Slowly, names would slip off the list, and you would think, "Yeah, how could I not see it before? It makes perfect sense."

Two more names were released this week. One name shocked no one as we have come to accept the fact that Manny Ramirez took steroids. Some, including Manny himself, claimed ignorance and stupidity.

But that all was shot out to Mars when it was leaked that Manny Ramirez and David Ortiz had both done steroids. Immediately the question came up: "Do they go to the Hall or not?"

Most of the time, if you had to think about who would use steroids, you would think about the guy who is just clinging to the majors, not the guys who already had the talent. With the popular names of A-Rod, Man-Ram, and Big Papi all being announced this year, the question is constantly, and will constantly, be proposed.

One man had his voice heard on the subject. It wasn't Ricky, but none other than Hank Aaron.

Aaron is probably one of, if not THE most respected baseball figure today. So when he talks, everybody listens. You take notes. You hang on his every word. And what he said about steroids being in the Hall—his Hall—spoke volumes.

"You guys have got a tough job. I don't envy you," Aaron said. "But if a player is elected who's known to have used steroids, then I think there ought to be an asterisk or something mentioned on the plaque that he used steroids. To be safe, that's the only way I see you can do it.

"I played the game long enough to know it is impossible for players, I don't care who it is, to hit 70-plus home runs. It just does not happen, somewhere on the plaque beside his name, 'Hey, 73 home runs, he was accused.' That's the only way you can do it."

Let's not forget that Aaron was the guy who refused to follow Barry Bonds around as Bonds tried to, and eventually did, break his all-time HR record.  

That's what a Hall of Famer thinks.

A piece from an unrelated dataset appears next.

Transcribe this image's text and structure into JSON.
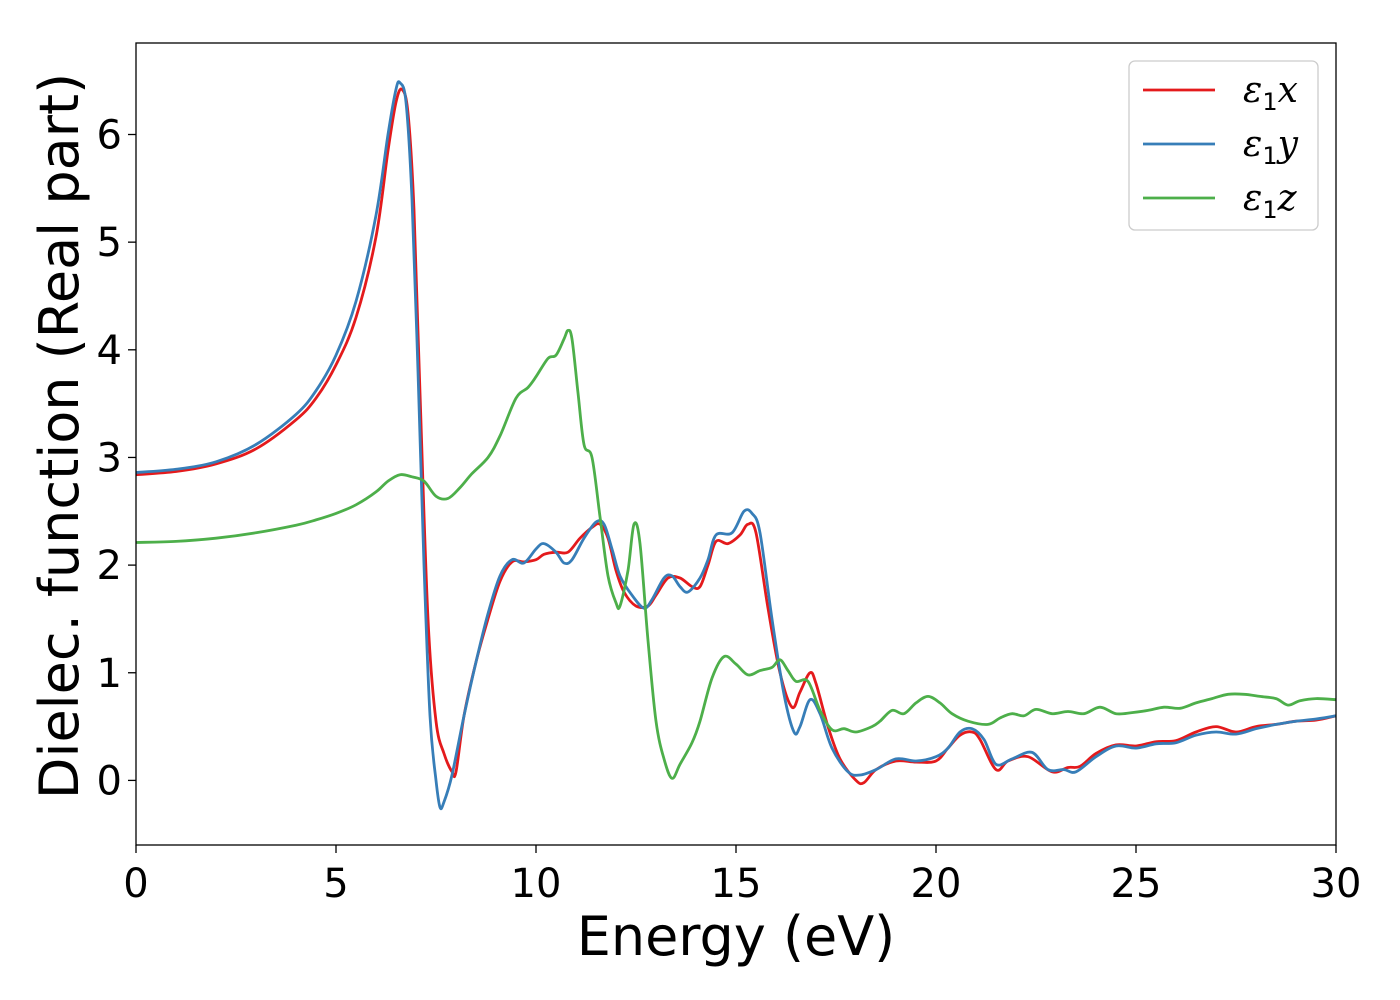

Let them in, but make it known that they weren't clean.

After thinking about it, I tried to put myself in that 9-year-old kid who idolized A-Rod and had to find out he cheated, like the "Say it ain't so, Joe" kid in 8 Men Out.

So, I put it to the player I am a fan of the most. His name is Ryan Howard.

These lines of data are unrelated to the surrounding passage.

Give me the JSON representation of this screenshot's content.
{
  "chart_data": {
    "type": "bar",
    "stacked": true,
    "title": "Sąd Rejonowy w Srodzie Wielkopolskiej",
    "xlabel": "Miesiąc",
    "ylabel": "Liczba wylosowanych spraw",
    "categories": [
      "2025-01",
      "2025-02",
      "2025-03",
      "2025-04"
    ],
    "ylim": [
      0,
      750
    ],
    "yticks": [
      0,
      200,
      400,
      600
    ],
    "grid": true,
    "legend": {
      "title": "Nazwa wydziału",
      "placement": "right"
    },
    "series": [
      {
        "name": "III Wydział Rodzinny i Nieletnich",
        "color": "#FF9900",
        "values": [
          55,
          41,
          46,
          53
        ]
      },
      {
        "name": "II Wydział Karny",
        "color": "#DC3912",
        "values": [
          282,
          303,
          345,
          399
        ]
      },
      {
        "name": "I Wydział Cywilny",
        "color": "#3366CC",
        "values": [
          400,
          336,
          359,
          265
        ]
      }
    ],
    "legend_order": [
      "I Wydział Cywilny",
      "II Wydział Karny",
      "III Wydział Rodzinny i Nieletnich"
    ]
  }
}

I've followed Howard since he played in Lakewood, Fla., and talked him up to anyone who would listen. And while it hasn't happened often, whenever steroid talk would come up, I would brush it away with the argument that "His brothers are bigger than him" and "When he got into pro ball, that's when they started hardcore testing."

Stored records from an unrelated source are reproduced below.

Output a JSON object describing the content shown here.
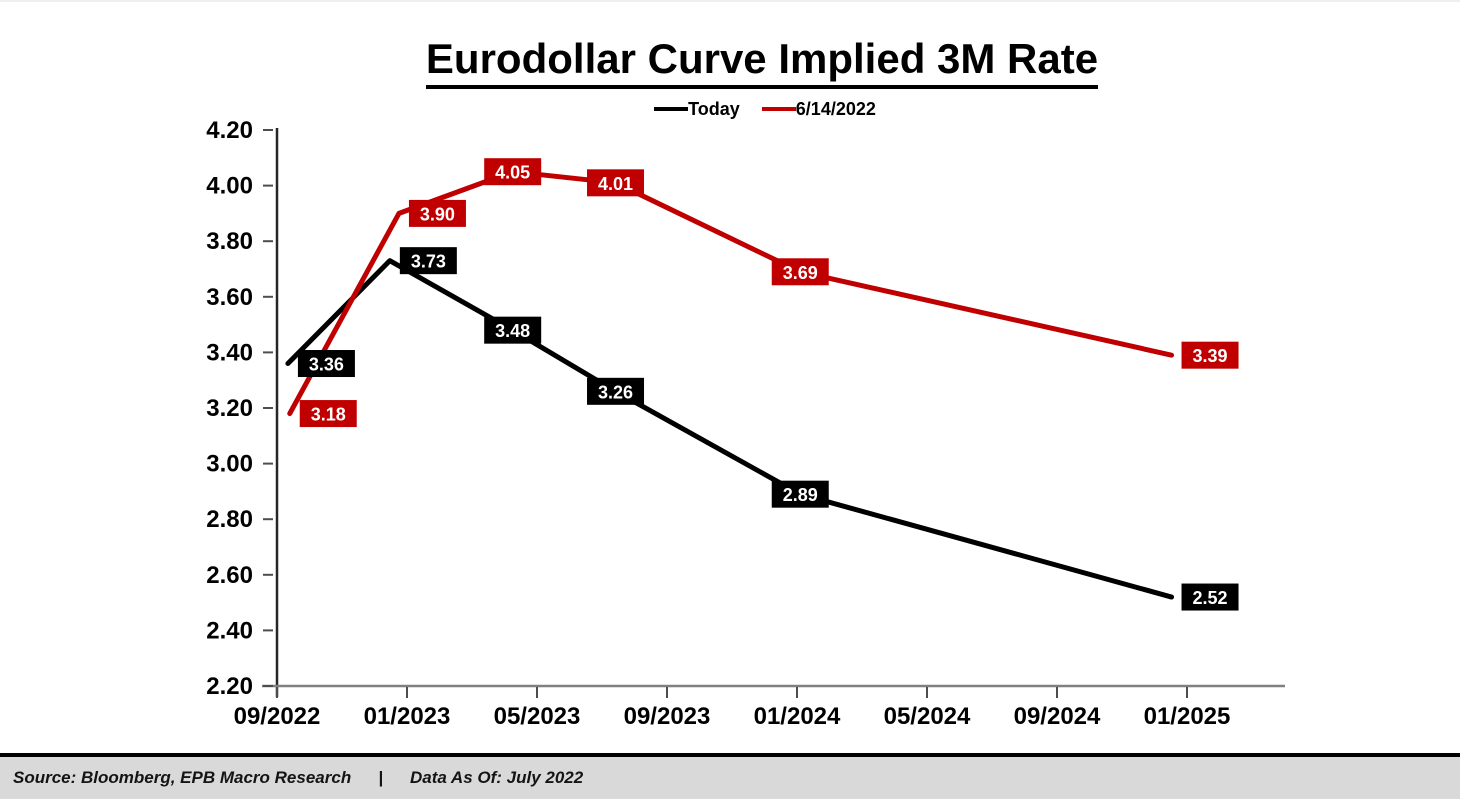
{
  "page": {
    "title": "Eurodollar Curve Implied 3M Rate"
  },
  "chart_data": {
    "type": "line",
    "title": "Eurodollar Curve Implied 3M Rate",
    "x_tick_labels": [
      "09/2022",
      "01/2023",
      "05/2023",
      "09/2023",
      "01/2024",
      "05/2024",
      "09/2024",
      "01/2025"
    ],
    "ylim": [
      2.2,
      4.2
    ],
    "y_tick_step": 0.2,
    "grid": false,
    "legend_position": "top-center",
    "series": [
      {
        "name": "Today",
        "color": "#000000",
        "values": [
          3.36,
          3.73,
          3.48,
          3.26,
          2.89,
          2.52
        ],
        "x_frac": [
          0.012,
          0.124,
          0.259,
          0.372,
          0.575,
          0.983
        ],
        "label_side": [
          "right",
          "right",
          "center",
          "center",
          "center",
          "right"
        ]
      },
      {
        "name": "6/14/2022",
        "color": "#C00000",
        "values": [
          3.18,
          3.9,
          4.05,
          4.01,
          3.69,
          3.39
        ],
        "x_frac": [
          0.014,
          0.134,
          0.259,
          0.372,
          0.575,
          0.983
        ],
        "label_side": [
          "right",
          "right",
          "center",
          "center",
          "center",
          "right"
        ]
      }
    ]
  },
  "footer": {
    "source": "Source: Bloomberg, EPB Macro Research",
    "separator": "|",
    "data_as_of": "Data As Of: July 2022"
  },
  "colors": {
    "today_series": "#000000",
    "prior_series": "#C00000",
    "y_axis": "#262626",
    "x_axis": "#808080",
    "tick": "#4d4d4d",
    "footer_bg": "#D9D9D9",
    "data_label_text": "#FFFFFF"
  }
}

I still claim this when asked if I think Howard took steroids. I still say no way; Howard is clean.

But I thought to myself, "What would you do if it came out tomorrow that Howard did steroids?"  

The answer is, I would be shocked and would never look at Howard again. I would be disgusted and ashamed to ever have worn his shirt. That's when it hit me, that I am 100 percent against steroid users in the Hall of Fame.

To be in the Hall of Fame is a privilege many will never see.

And for the A-Rod's, Man-A-Ram's, Big Mac's, and Slammin Sammy's, the guys who didn't need to use steroids, it's like cheating on your wife when all she does is love you. It's selfish, and you deserve to get caught.

You deserve the divorce, and in this case, the divorce is from a marriage that will never come: A life-long bond in the Hall of Fame.

If Shoeless Joe is still not in the Hall of Fame after the amazing career he had, then why should A-Rod? All Joe did was go to a meeting.

All he did was hit over .300 in the WS, never committing an error during the WS, hit the Series' only HR, and flat out didn't throw the WS. But Joe was banished.

Then there's Charlie Hustle, Pete Rose. He played the game the right way: hard. He was tough, gritty, the way that makes you proud to be a fan.

But he was a crappy manager and a degenerate gambler, so he's not in. Even though he is one of the greatest baseball players to ever live, he bet on baseball, and that means he is out.

If using steroids is cheating, and you can still be considered for the Hall if you use steroids, then what is going to a meeting and placing a wager? Bud Selig has his priorities screwed up on this one.

I urge the zero baseball writers reading this who have a vote for the Hall not to vote. So far, it has worked. They have tarnished the game for no reason other than greed.

The American Way screwed up America's game, and I, for one, say, "Not in my Hall of Fame, not in my league, not on my ballot."